Kenyans might experience a shortage of cooking gas because....


The importation of cooking gas through the Kenya-Tanzania border has been banned by Kenya’s Ministry of Energy and Petroleum in a move sought to curb the rising illicit trade.

The ban, set to be implemented in a week’s time, has allayed fears of a looming shortage of cooking gas and a possible price surge in the country.

Petroleum PS Andrew Kamau said that the move is meant to do away with the various illegal cooking gas filling plants in the country that pose as a safety and security risks.

98 oil marketing companies have also been put on notice by the government for failing to comply with the law.

In a statement addressed to the Energy Regulatory Commissions and Kenya Bureau of Standards, Energy CS Charles Keter said that Mombasa is the only designated point of entry for Liquefied Petroleum Gas.

The PS also talked about the Petroleum Bill that is currently before Parliament which when passed to law will see stiffer penalties slapped on the offenders.

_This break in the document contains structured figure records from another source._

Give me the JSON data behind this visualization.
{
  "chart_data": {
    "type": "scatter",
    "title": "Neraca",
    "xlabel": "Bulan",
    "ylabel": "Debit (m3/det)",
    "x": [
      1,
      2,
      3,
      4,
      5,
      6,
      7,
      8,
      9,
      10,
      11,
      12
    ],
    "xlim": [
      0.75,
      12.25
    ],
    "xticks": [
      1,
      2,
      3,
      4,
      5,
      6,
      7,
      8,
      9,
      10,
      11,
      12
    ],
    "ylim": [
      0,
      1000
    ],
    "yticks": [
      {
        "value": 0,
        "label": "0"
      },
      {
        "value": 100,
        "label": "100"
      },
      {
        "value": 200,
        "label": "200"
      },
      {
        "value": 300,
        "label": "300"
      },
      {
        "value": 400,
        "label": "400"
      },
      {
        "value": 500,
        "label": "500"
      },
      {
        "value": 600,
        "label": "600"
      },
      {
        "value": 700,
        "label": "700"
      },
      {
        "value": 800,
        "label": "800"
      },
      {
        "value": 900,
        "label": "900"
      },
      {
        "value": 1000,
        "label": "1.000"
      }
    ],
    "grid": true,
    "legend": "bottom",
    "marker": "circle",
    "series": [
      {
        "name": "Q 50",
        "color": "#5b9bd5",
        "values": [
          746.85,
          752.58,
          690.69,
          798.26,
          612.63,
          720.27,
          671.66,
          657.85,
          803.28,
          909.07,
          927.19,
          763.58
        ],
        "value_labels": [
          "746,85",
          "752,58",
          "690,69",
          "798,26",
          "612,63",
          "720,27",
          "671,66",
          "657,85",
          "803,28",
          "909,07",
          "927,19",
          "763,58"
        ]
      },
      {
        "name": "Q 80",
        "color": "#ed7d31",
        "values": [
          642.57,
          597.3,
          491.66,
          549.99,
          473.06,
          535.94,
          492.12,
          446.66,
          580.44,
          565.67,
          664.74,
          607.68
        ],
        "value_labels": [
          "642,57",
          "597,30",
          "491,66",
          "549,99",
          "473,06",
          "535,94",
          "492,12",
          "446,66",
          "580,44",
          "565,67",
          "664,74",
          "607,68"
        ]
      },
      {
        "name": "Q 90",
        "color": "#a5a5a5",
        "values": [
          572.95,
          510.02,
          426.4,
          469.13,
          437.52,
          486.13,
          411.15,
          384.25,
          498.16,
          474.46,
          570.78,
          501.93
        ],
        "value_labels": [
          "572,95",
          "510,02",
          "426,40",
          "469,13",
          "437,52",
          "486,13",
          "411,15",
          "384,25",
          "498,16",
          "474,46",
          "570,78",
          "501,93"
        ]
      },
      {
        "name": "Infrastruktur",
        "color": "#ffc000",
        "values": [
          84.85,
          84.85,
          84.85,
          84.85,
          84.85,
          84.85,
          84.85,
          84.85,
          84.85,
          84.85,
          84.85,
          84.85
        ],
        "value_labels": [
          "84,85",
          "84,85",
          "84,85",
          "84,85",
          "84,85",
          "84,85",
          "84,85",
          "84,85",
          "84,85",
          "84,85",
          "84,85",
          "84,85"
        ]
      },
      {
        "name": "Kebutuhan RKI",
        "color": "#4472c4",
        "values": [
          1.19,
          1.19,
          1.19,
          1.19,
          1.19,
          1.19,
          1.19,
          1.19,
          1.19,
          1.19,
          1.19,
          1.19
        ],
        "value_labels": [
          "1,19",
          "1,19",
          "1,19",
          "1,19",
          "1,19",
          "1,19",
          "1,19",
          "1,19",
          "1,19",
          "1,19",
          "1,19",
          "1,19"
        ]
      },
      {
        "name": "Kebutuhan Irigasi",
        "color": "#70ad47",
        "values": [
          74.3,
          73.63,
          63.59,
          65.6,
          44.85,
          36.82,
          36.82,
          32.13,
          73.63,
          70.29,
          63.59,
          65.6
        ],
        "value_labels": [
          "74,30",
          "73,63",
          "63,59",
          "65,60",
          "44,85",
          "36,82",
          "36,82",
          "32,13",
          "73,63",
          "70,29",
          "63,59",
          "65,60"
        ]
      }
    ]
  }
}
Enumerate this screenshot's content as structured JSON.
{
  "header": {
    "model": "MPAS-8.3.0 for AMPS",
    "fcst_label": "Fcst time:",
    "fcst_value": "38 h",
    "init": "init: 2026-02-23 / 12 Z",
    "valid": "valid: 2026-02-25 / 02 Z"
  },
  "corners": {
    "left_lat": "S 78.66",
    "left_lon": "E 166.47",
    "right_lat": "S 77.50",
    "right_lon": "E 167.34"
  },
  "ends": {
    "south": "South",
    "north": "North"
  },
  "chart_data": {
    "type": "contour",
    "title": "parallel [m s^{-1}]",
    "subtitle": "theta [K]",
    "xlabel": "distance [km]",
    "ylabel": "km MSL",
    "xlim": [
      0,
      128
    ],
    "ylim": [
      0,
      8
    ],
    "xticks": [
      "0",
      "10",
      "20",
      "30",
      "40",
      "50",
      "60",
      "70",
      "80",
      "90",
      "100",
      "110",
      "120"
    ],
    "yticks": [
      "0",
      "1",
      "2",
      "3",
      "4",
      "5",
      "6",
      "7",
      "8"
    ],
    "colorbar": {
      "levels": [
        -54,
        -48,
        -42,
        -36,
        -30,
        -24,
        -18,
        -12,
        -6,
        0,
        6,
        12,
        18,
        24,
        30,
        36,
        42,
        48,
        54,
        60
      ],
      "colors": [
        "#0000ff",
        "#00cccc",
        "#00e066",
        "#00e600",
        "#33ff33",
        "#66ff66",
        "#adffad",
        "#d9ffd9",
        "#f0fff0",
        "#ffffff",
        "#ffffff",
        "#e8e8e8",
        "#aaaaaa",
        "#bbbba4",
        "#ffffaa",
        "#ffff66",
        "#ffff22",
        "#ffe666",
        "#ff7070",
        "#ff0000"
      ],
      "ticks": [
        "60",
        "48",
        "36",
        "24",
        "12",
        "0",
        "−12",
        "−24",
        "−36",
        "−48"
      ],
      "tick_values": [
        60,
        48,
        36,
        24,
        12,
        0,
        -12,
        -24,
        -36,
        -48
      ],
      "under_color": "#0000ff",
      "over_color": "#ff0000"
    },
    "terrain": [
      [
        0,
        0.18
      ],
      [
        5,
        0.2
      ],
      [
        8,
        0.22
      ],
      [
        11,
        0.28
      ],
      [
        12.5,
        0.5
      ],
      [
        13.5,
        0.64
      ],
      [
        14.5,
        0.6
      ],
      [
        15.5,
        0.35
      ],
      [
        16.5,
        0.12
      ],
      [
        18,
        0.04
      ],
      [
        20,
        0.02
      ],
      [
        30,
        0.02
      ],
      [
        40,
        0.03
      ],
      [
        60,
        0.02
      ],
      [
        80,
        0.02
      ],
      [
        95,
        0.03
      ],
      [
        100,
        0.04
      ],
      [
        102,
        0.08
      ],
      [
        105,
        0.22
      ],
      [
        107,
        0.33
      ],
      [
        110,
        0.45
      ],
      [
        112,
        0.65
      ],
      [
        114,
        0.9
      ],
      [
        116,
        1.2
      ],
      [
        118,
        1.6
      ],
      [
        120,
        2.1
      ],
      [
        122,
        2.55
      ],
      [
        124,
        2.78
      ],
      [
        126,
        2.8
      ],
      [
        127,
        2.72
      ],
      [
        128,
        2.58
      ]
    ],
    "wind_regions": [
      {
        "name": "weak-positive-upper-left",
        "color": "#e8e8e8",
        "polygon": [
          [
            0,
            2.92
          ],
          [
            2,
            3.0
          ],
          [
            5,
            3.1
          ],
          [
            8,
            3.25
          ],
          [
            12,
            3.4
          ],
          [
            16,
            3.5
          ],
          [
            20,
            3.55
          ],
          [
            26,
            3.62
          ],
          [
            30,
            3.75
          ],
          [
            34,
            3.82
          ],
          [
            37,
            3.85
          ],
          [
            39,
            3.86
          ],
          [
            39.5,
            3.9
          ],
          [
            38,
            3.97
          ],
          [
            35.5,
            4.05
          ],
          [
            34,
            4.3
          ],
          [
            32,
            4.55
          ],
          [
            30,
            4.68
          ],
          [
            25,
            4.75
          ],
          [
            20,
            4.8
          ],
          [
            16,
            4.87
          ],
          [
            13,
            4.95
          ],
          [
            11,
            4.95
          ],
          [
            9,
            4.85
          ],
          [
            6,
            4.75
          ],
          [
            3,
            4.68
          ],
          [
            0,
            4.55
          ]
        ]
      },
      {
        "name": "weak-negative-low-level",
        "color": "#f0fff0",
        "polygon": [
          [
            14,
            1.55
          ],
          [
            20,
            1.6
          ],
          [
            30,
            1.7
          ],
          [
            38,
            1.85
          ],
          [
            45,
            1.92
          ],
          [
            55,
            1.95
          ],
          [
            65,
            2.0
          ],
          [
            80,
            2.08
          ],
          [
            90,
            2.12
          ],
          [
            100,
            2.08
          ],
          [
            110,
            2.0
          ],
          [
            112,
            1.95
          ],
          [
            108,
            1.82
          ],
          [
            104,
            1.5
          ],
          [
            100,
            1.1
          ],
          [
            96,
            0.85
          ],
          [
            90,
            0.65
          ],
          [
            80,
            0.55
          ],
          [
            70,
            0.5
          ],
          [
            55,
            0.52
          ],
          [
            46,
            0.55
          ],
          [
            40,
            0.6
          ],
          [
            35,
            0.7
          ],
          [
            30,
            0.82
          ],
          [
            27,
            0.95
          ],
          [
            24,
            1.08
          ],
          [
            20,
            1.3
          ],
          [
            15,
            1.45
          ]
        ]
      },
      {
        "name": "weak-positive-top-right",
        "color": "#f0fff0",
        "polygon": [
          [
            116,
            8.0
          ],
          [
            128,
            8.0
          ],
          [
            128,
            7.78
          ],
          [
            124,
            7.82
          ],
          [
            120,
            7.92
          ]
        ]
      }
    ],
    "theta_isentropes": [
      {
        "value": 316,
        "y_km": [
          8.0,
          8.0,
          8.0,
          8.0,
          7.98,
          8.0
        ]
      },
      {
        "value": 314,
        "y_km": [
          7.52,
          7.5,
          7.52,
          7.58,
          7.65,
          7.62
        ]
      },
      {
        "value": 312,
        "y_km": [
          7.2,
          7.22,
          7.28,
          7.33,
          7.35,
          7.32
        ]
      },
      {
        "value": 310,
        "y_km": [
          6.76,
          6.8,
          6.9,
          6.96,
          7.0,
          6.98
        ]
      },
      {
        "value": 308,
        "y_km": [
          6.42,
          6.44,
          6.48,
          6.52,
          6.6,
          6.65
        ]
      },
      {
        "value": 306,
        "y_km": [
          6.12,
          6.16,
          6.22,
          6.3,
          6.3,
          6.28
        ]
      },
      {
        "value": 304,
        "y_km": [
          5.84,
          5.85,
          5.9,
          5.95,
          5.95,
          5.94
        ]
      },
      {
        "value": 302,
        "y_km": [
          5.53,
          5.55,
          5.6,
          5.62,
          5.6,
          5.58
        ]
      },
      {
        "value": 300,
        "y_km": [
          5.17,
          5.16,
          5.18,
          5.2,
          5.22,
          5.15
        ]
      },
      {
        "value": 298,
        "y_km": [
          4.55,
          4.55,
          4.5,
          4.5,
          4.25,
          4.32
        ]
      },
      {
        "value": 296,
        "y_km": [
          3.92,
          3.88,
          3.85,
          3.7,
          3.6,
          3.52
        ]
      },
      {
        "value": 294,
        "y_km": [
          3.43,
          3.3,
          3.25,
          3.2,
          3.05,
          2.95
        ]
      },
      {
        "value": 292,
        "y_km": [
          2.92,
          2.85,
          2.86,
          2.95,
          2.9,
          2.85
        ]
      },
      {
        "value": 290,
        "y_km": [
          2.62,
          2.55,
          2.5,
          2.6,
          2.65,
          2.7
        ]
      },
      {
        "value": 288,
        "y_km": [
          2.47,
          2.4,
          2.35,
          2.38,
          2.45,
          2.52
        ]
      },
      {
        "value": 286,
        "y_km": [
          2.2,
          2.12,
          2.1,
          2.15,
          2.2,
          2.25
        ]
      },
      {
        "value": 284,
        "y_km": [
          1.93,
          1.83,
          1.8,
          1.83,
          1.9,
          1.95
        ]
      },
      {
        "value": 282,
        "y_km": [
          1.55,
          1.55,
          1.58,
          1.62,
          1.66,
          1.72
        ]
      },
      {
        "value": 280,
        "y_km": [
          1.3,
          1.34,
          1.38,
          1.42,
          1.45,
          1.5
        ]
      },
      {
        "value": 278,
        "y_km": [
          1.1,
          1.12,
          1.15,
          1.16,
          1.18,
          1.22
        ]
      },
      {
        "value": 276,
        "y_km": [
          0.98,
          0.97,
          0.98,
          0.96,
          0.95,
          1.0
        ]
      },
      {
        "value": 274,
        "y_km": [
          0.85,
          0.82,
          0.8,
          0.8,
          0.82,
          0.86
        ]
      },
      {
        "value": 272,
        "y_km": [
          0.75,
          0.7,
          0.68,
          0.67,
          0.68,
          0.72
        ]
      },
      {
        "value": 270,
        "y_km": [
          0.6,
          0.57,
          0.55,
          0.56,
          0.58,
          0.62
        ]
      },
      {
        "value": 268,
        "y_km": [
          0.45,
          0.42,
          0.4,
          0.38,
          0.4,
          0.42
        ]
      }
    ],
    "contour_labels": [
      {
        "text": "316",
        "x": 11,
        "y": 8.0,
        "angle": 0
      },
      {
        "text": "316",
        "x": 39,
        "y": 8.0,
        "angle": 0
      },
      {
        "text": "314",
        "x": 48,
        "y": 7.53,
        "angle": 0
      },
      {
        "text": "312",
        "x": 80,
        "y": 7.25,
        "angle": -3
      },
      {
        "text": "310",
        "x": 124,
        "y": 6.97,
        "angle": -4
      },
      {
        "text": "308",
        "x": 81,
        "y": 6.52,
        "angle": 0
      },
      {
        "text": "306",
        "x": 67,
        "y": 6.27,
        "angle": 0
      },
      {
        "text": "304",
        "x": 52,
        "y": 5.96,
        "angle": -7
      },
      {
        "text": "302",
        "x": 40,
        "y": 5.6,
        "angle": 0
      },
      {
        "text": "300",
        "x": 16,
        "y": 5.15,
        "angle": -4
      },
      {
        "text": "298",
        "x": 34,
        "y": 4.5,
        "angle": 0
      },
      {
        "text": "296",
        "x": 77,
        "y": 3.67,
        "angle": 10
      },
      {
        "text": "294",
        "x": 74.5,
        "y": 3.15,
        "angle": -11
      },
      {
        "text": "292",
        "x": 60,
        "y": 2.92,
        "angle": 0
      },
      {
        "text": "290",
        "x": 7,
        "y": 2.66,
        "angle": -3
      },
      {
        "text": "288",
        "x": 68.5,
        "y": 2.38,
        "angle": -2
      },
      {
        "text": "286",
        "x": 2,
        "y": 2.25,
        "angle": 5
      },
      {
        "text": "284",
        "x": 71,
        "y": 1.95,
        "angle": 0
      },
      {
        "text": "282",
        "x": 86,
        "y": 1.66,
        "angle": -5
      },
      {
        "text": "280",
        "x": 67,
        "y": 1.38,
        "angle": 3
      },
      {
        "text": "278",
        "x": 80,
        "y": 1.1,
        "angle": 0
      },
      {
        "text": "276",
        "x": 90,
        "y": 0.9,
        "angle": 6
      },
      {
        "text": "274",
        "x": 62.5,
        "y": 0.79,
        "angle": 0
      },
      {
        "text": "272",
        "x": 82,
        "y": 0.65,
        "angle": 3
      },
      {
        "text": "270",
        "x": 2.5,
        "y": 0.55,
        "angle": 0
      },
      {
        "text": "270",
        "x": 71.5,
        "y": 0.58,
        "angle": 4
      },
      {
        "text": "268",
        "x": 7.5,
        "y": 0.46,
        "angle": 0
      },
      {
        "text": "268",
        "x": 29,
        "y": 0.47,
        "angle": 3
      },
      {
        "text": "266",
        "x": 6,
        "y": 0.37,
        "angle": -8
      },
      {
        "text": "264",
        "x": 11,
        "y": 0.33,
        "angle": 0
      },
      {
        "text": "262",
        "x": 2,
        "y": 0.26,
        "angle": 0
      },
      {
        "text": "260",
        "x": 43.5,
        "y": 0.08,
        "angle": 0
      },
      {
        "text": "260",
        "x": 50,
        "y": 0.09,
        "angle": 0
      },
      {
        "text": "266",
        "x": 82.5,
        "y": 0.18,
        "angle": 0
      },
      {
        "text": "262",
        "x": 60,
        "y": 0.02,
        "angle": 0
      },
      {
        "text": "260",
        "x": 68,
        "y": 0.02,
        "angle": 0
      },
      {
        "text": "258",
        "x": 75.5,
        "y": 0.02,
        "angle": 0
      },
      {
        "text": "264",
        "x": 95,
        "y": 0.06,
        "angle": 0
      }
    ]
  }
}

“Right now, the penalties are between Sh30, 000 and Sh40, 000 which anybody can pay. When we go to the new bill, the penalties are between Sh3 and Sh4 million with jail a term,” noted Kamau.

Kenya Pipeline Company (KPC) on the other hand has issued a stern warning to at least 87 firms that have failed to comply with the company’s transport and safety agreement.

The company, through its managing director Joe Sang’, said that the firms risk being locked out of business if they will not have complied by the end of June.